Center for Excellence in Animal Evolution and Genetics, Chinese Academy of Sciences, Kunming, 650223, China.
Sci Rep. 2020 Apr 2;10(1):5805. doi: 10.1038/s41598-020-62362-8.
Classic concepts of genetic (gene) diversity (heterozygosity) such as Nei & Li's nucleotide diversity were defined within a population context. Although variations are often measured in population context, the basic carriers of variation are individuals. Hence, measuring variations such as SNP of an individual against a reference genome, which has been ignored previously, is certainly in its own right. Indeed, similar practice has been a tradition in community ecology, where the basic unit of diversity measure is individual community sample. We propose to use Renyi's-entropy-based Hill numbers to define individual-level genetic diversity and similarity and demonstrate the definitions with the SNP (single nucleotide polymorphism) datasets from the 1000-Genomes Project.
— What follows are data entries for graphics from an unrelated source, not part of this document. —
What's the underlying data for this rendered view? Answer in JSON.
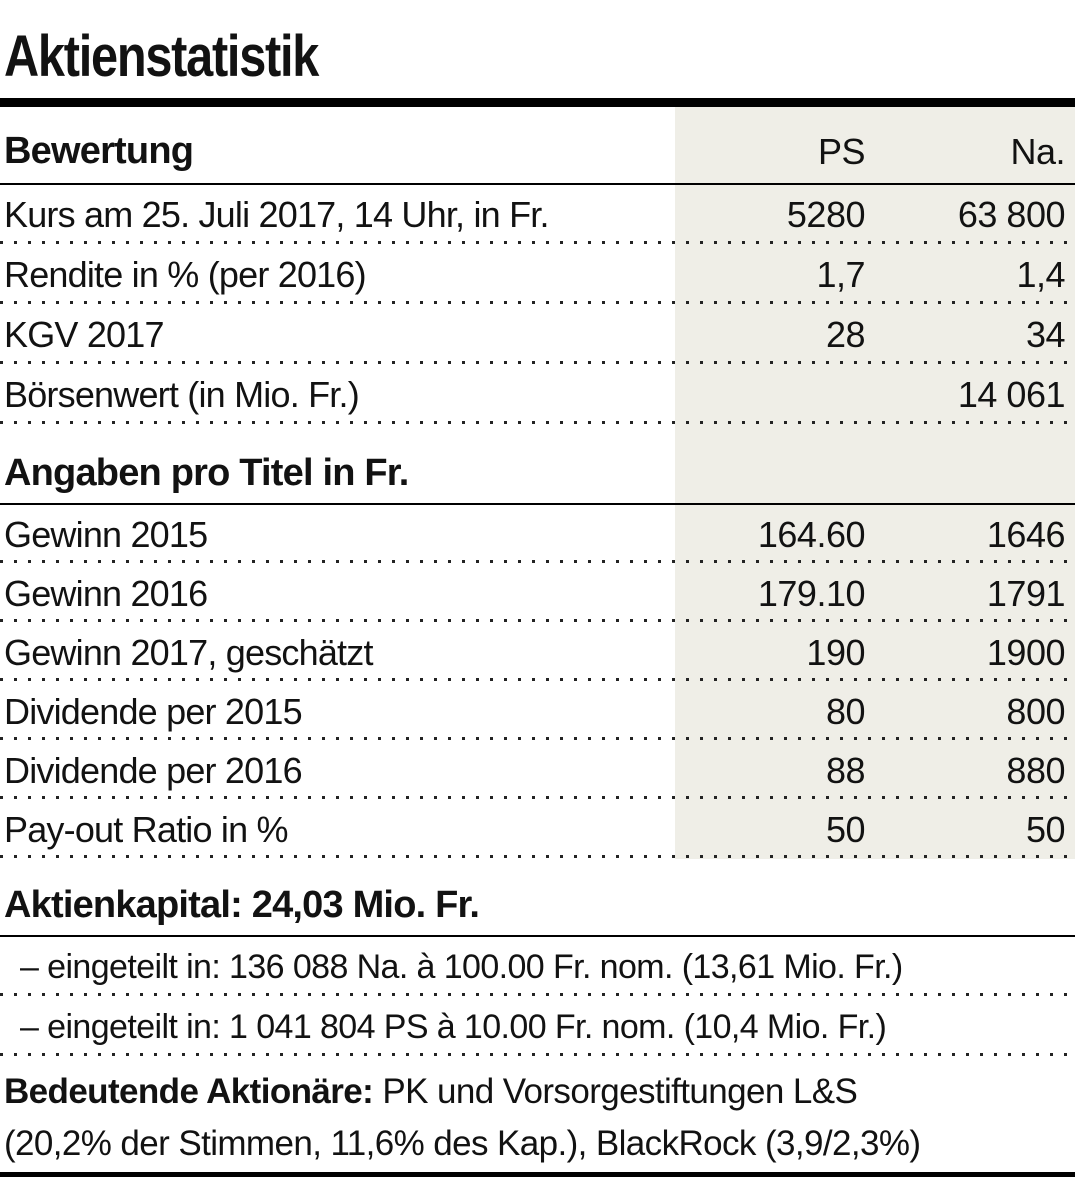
{
  "title": "Aktienstatistik",
  "colors": {
    "shade": "#efeee7",
    "rule": "#000000",
    "text": "#121212"
  },
  "table": {
    "header": {
      "label": "Bewertung",
      "col_ps": "PS",
      "col_na": "Na."
    },
    "rows_bewertung": [
      {
        "label": "Kurs am 25. Juli 2017, 14 Uhr, in Fr.",
        "ps": "5280",
        "na": "63 800"
      },
      {
        "label": "Rendite in % (per 2016)",
        "ps": "1,7",
        "na": "1,4"
      },
      {
        "label": "KGV 2017",
        "ps": "28",
        "na": "34"
      },
      {
        "label": "Börsenwert (in Mio. Fr.)",
        "ps": "",
        "na": "14 061"
      }
    ],
    "section2_header": "Angaben pro Titel in Fr.",
    "rows_titel": [
      {
        "label": "Gewinn 2015",
        "ps": "164.60",
        "na": "1646"
      },
      {
        "label": "Gewinn 2016",
        "ps": "179.10",
        "na": "1791"
      },
      {
        "label": "Gewinn 2017, geschätzt",
        "ps": "190",
        "na": "1900"
      },
      {
        "label": "Dividende per 2015",
        "ps": "80",
        "na": "800"
      },
      {
        "label": "Dividende per 2016",
        "ps": "88",
        "na": "880"
      },
      {
        "label": "Pay-out Ratio in %",
        "ps": "50",
        "na": "50"
      }
    ]
  },
  "aktienkapital": {
    "heading": "Aktienkapital: 24,03 Mio. Fr.",
    "line1": "– eingeteilt in: 136 088 Na. à 100.00 Fr. nom. (13,61 Mio. Fr.)",
    "line2": "– eingeteilt in: 1 041 804 PS à 10.00 Fr. nom. (10,4 Mio. Fr.)"
  },
  "shareholders": {
    "lead": "Bedeutende Aktionäre:",
    "line1_rest": " PK und Vorsorgestiftungen L&S",
    "line2": "(20,2% der Stimmen, 11,6% des Kap.), BlackRock (3,9/2,3%)"
  }
}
Hill numbers, derived from Renyi's entropy (of which Shannon's entropy is a special case), have found widely applications including measuring the quantum information entanglement and ecological diversity. The demonstrated individual-level SNP diversity not only complements the existing population-level genetic diversity concepts, but also offers building blocks for comparative genetic analysis at higher levels. The concept of individual covers, but is not limited to, individual chromosome, region of chromosome, gene cluster(s), or whole genome. Similarly, the SNP can be replaced by other structural variants or mutation types such as indels.
经典的遗传(基因)多样性(杂合性)概念,如 Nei 和 Li 的核苷酸多样性,是在种群背景下定义的。尽管变异通常在种群背景下进行测量,但变异的基本载体是个体。因此,以前被忽略的个体相对于参考基因组的 SNP 等变异的测量,本身肯定是有意义的。事实上,这种类似的做法在群落生态学中已经是一种传统,其中多样性测量的基本单位是个体群落样本。我们建议使用基于 Renyi 熵的 Hill 数来定义个体水平的遗传多样性和相似度,并使用 1000 基因组计划的 SNP(单核苷酸多态性)数据集来演示这些定义。Hill 数源自 Renyi 熵(Shannon 熵是其特例),已广泛应用于包括测量量子信息纠缠和生态多样性等领域。所展示的个体水平 SNP 多样性不仅补充了现有的种群水平遗传多样性概念,还为更高层次的比较遗传分析提供了构建模块。个体的概念不仅包含但不限于单个染色体、染色体区域、基因簇或整个基因组。同样,SNP 可以被其他结构变异或突变类型如插入缺失所取代。